The best evidence that we have is from the FINE and PACE trials, and the national outcomes database study of NHS clinics in England. These simply indicate that the benefit from CBT/GET is marginal, at best, and non-existent in terms of objectively measured outcomes, such as physical disability, employment, and welfare benefit claims. Obviously, the FINE trial was a complete failure, which is always ignored by CBT/GET proponents. And the national outcomes database study demonstrated a lack of efficacy in terms of improving physical function.

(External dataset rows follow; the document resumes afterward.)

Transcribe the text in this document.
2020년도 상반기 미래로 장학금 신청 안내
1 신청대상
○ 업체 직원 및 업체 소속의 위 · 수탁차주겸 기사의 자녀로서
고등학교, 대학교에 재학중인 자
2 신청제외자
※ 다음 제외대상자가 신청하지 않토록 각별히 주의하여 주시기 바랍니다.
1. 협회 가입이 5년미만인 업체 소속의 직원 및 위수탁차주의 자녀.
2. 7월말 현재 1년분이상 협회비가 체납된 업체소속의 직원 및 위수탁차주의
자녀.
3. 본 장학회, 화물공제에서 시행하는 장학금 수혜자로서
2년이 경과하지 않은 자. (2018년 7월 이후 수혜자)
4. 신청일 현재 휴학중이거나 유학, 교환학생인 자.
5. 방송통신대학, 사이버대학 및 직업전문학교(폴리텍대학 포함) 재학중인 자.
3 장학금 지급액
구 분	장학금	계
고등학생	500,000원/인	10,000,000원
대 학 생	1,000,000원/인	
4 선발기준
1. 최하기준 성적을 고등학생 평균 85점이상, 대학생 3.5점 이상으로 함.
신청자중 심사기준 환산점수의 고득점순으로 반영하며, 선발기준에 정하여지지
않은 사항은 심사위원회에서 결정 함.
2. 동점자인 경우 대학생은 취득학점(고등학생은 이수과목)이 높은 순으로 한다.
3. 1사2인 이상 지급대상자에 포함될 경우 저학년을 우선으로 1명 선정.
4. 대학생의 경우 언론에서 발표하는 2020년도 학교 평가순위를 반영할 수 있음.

If the PACE trial benefited no patients, on objective measures, why investigate the therapies further? If the PACE trial indicated that no more than 15% of patients benefit (with all the weaknesses of the trial described above) then why investigate further? If the national-outcomes-database study indicated that the function of CFS patients does not improve in NHS settings, after treatment with CBT/GET, then why investigate them further? If the FINE trial demonstrated that CBT/GET are ineffective, then why investigate them further?
I wonder what type of CBT AfME is advocating for ME patients? Is it the type that supposes it can 'treat' and 'reverse' the illness (i.e. that supposes that ME patients are ill because of a maladaptive personality disorder), or is it the type that helps any patient with chronic illness to cope and adjust to the situation? If it's the latter, what does AfME do to distinguish the two, when discussing the therapies with patients and authorities?
And how does AfME interpret the supposed therapeutic actions of GET? Does AfME agree with the proponents of GET that CFS/ME is caused and perpetuated by maladaptive avoidant behaviour and deconditioning? And what is AfME's opinion regarding such therapy accidentally being prescribed to an ME patient with acute symptoms for which additional exertion is not appropriate, but could be dangerous? (When I experience a sudden-onset flare up, the sudden increase in symptoms - e.g. join pain, exhaustion, brain fog, etc. - clearly have not come about because of a
sudden episode of deconditioning, and I know - from bitter experience - that I need to stop, rest, and then slowly pace myself after an acute flare-up. Stopping and resting are vital components of my symptom-management, and pushing beyond my safe boundaries is dangerous for me. So I find the potential for the inappropriate use of GET to be extremely concerning. Also, the very nature of the therapy, and the philosophy behind it, sets up a potentially harmful adversarial scenario between therapies and patient, as demonstrated in the FINE trial, whereby the therapists have a total lack of insight into the illness and the needs of the patients.)